During the celebrations for the 90th birthday of His Holiness the Dalai Lama in July 2025, Chinese authorities searched the rooms of monks at Tsang Monastery (Tib: གཙང་ དགོན་པ།) in Ba County (Tib: འབའ་ རྫོང་།) in northeastern Tibet on July 20, 2025 and found photographs of His Holiness the Dalai Lama in the rooms of some monks. Photos, books and teaching of His Holiness the Dalai Lama banned by the CCP. As a result, the monastery was placed under strict restrictions, with the monks' movements severely restricted.
The Tibetan monk Shersang Gyatso, abbot of Tsang Monastery in Ba County, northeastern Tibet, committed suicide on August 20, 2025, to protest the Chinese government's crackdown on his monastery, which included raiding the monks' rooms, disrupting their studies and religious practices, organising Chinese political indoctrination sessions, and expelled all monks under the age of 18 from the monastery.
China-Tibet: The one-thing you need to know:
Over the past 70 decades, there has been ongoing political repression, social discrimination, economic marginalization, environmental destruction, and cultural assimilation, particularly due to Chinese migration to Tibet which is fueling intense resentment among the people of occupied Tibet.
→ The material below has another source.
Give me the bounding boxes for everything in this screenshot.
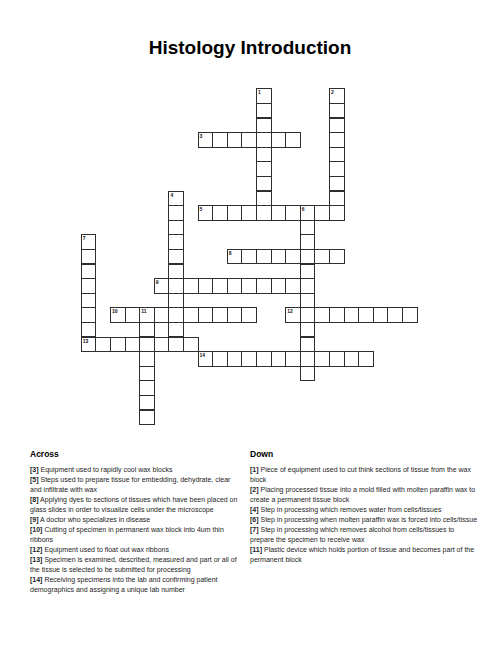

The communist-totalitarian state of China began its invasion of Tibet in 1949, reaching complete occupation of the country in 1959. Since that time, more than 1.2 million people, 20% of the nation's population of six million, have died as a direct result of China's invasion and occupation. In addition, over 99% of Tibet's six thousand religious monasteries, temples, and shrines, have been looted or decimated resulting in the destruction of hundreds of thousands of sacred Buddhist scriptures.
Until 1949, Tibet was an independent Buddhist nation in the Himalayas which had little contact with the rest of the world. It existed as a rich cultural storehouse of the Mahayana and Vajrayana teachings of Buddhism. Religion was a unifying theme among the Tibetans -- as was their own language, literature, art, and world view developed by living at high altitudes, under harsh conditions, in a balance with their environment.